Perdida a harmonia primeira, o homem peca solicitado pelos apetites que o dividem. Essa divisão dentro do homem provém do pecado original. Assim Santo Tomás pode afirmar que o pecado de origem contém virtualmente todos os outros[4]. A tendência que nos impele ao pecado radica nesta desordem fundamental da natureza; o pecado com que nascemos. Não que o pecado atual não seja fruto da liberdade; a responsabilidade da pessoa, se fica diminuída, não fica anulada. Mas a vontade sob os impulsos de outras tendências, sob os ímpetos da “sensualidade” nascidos da desordem da natureza, não resiste ao pecado. E uma tese da teologia da graça ensina-nos que nem sequer a lei natural podemos observar por muito tempo sem o especial auxílio divino.
Este pecado, escreve Bernard, é tão radical e universal que o outro, o pecado atual, parece apenas ser o agravamento e a triste conseqüência do primeiro.
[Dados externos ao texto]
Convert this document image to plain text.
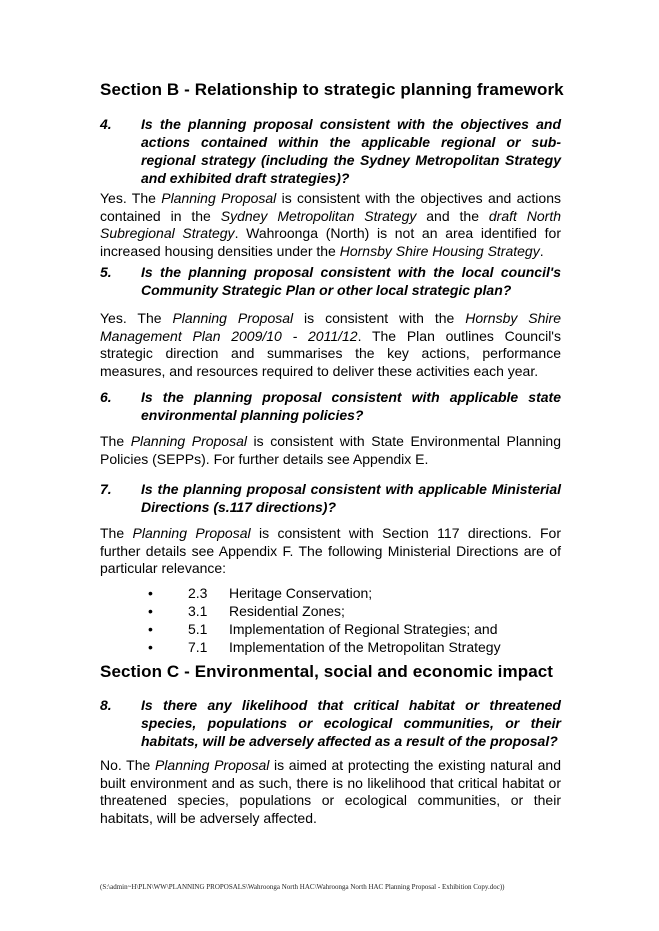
Section B - Relationship to strategic planning framework
4. Is the planning proposal consistent with the objectives and actions contained within the applicable regional or sub-regional strategy (including the Sydney Metropolitan Strategy and exhibited draft strategies)?
Yes. The Planning Proposal is consistent with the objectives and actions contained in the Sydney Metropolitan Strategy and the draft North Subregional Strategy. Wahroonga (North) is not an area identified for increased housing densities under the Hornsby Shire Housing Strategy.
5. Is the planning proposal consistent with the local council's Community Strategic Plan or other local strategic plan?
Yes. The Planning Proposal is consistent with the Hornsby Shire Management Plan 2009/10 - 2011/12. The Plan outlines Council's strategic direction and summarises the key actions, performance measures, and resources required to deliver these activities each year.
6. Is the planning proposal consistent with applicable state environmental planning policies?
The Planning Proposal is consistent with State Environmental Planning Policies (SEPPs). For further details see Appendix E.
7. Is the planning proposal consistent with applicable Ministerial Directions (s.117 directions)?
The Planning Proposal is consistent with Section 117 directions. For further details see Appendix F. The following Ministerial Directions are of particular relevance:
•	2.3 Heritage Conservation;
•	3.1 Residential Zones;
•	5.1 Implementation of Regional Strategies; and
•	7.1 Implementation of the Metropolitan Strategy
Section C - Environmental, social and economic impact
8. Is there any likelihood that critical habitat or threatened species, populations or ecological communities, or their habitats, will be adversely affected as a result of the proposal?
No. The Planning Proposal is aimed at protecting the existing natural and built environment and as such, there is no likelihood that critical habitat or threatened species, populations or ecological communities, or their habitats, will be adversely affected.
(S:\admin~H\PLN\WW\PLANNING PROPOSALS\Wahroonga North HAC\Wahroonga North HAC Planning Proposal - Exhibition Copy.doc))
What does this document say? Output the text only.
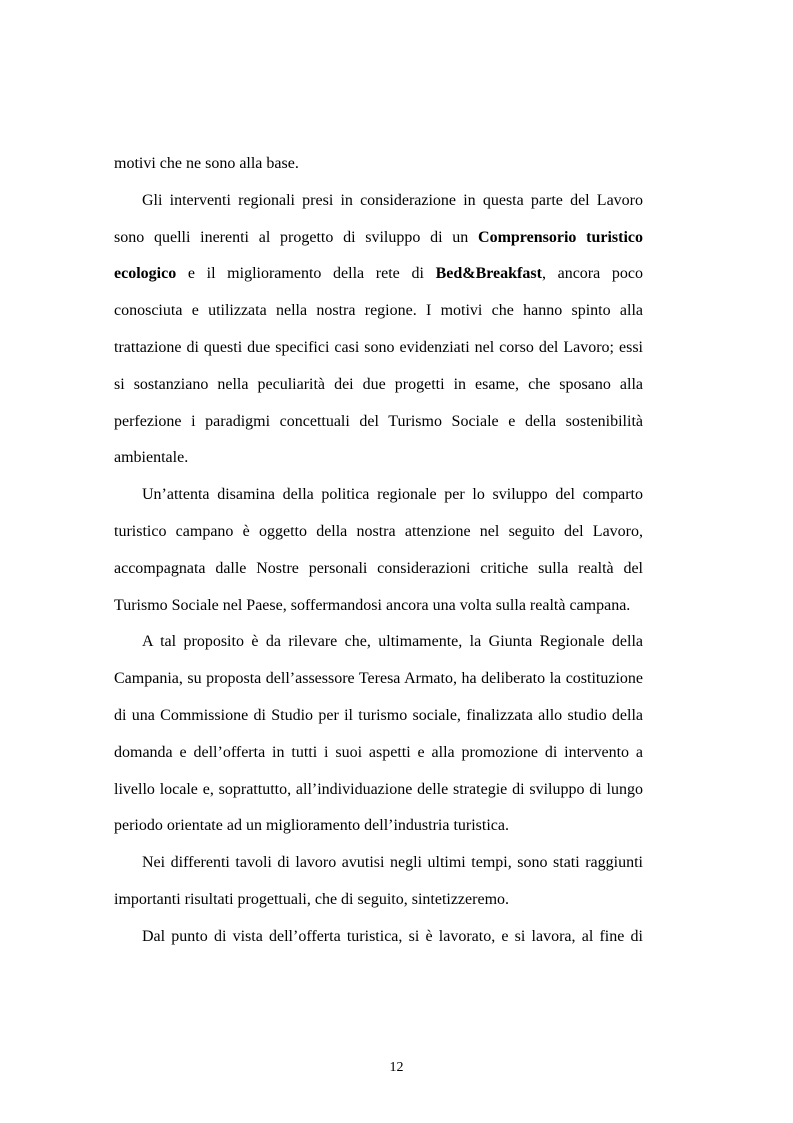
motivi che ne sono alla base.

Gli interventi regionali presi in considerazione in questa parte del Lavoro sono quelli inerenti al progetto di sviluppo di un Comprensorio turistico ecologico e il miglioramento della rete di Bed&Breakfast, ancora poco conosciuta e utilizzata nella nostra regione. I motivi che hanno spinto alla trattazione di questi due specifici casi sono evidenziati nel corso del Lavoro; essi si sostanziano nella peculiarità dei due progetti in esame, che sposano alla perfezione i paradigmi concettuali del Turismo Sociale e della sostenibilità ambientale.

Un’attenta disamina della politica regionale per lo sviluppo del comparto turistico campano è oggetto della nostra attenzione nel seguito del Lavoro, accompagnata dalle Nostre personali considerazioni critiche sulla realtà del Turismo Sociale nel Paese, soffermandosi ancora una volta sulla realtà campana.

A tal proposito è da rilevare che, ultimamente, la Giunta Regionale della Campania, su proposta dell’assessore Teresa Armato, ha deliberato la costituzione di una Commissione di Studio per il turismo sociale, finalizzata allo studio della domanda e dell’offerta in tutti i suoi aspetti e alla promozione di intervento a livello locale e, soprattutto, all’individuazione delle strategie di sviluppo di lungo periodo orientate ad un miglioramento dell’industria turistica.

Nei differenti tavoli di lavoro avutisi negli ultimi tempi, sono stati raggiunti importanti risultati progettuali, che di seguito, sintetizzeremo.

Dal punto di vista dell’offerta turistica, si è lavorato, e si lavora, al fine di

12
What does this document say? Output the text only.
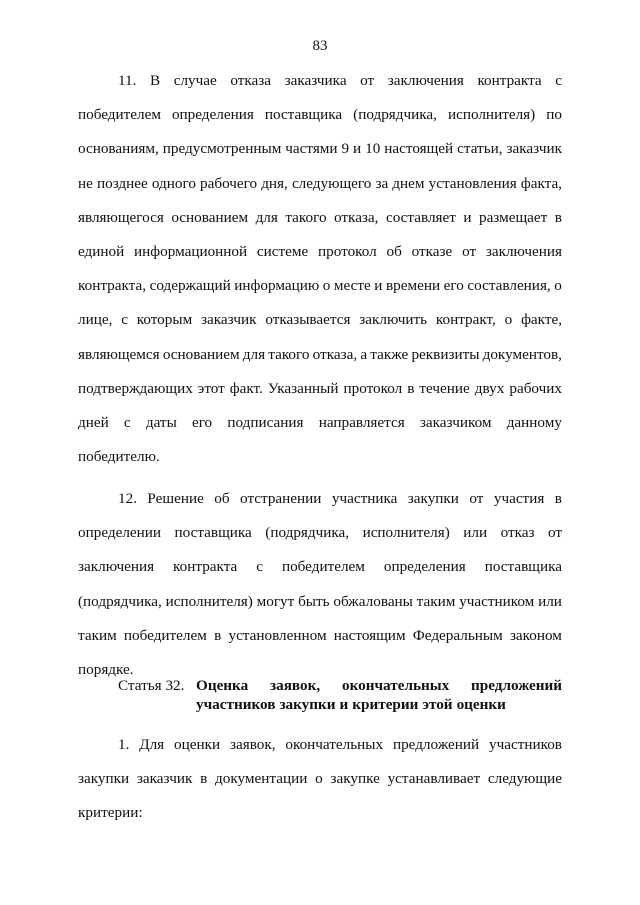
83
11. В случае отказа заказчика от заключения контракта с
победителем определения поставщика (подрядчика, исполнителя) по
основаниям, предусмотренным частями 9 и 10 настоящей статьи, заказчик
не позднее одного рабочего дня, следующего за днем установления факта,
являющегося основанием для такого отказа, составляет и размещает в
единой информационной системе протокол об отказе от заключения
контракта, содержащий информацию о месте и времени его составления, о
лице, с которым заказчик отказывается заключить контракт, о факте,
являющемся основанием для такого отказа, а также реквизиты документов,
подтверждающих этот факт. Указанный протокол в течение двух рабочих
дней с даты его подписания направляется заказчиком данному
победителю.
12. Решение об отстранении участника закупки от участия в
определении поставщика (подрядчика, исполнителя) или отказ от
заключения контракта с победителем определения поставщика
(подрядчика, исполнителя) могут быть обжалованы таким участником или
таким победителем в установленном настоящим Федеральным законом
порядке.
Статья 32. Оценка заявок, окончательных предложений
участников закупки и критерии этой оценки
1. Для оценки заявок, окончательных предложений участников
закупки заказчик в документации о закупке устанавливает следующие
критерии:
Em certo sentido o pecado pessoal não faz mais que reproduzir, por imitação, a obra nefasta do primeiro homem. Assim vemos delineada em toda a sua extensão imensa a trágica história do paraíso perdido [5]. Assim se encontram em íntima solidariedade o pecado de Adão e o pecado pessoal de cada homem. Não apenas uma imitação, como se o homem não fizesse mais que seguir o exemplo do primeiro membro da nossa raça. Há mais. Os vínculos são mais estreitos. Para Santo Tomás, a concupiscência habitual constitui parte essencial do pecado original; ela inclina ao pecado atual [6]. Impelida pela concupiscência, a vontade cede e não guarda a orientação primeira que deve reconquistar pelos seus atos informados pela graça. “O que dá a entender, escreve ainda R. Bernard, que o pecado original é o fundo da alma humana desviado das grandes coisas, e orientado para outra coisa, como o pecado atual consiste num ato desviado do último fim e orientado para um bem caduco”[7].”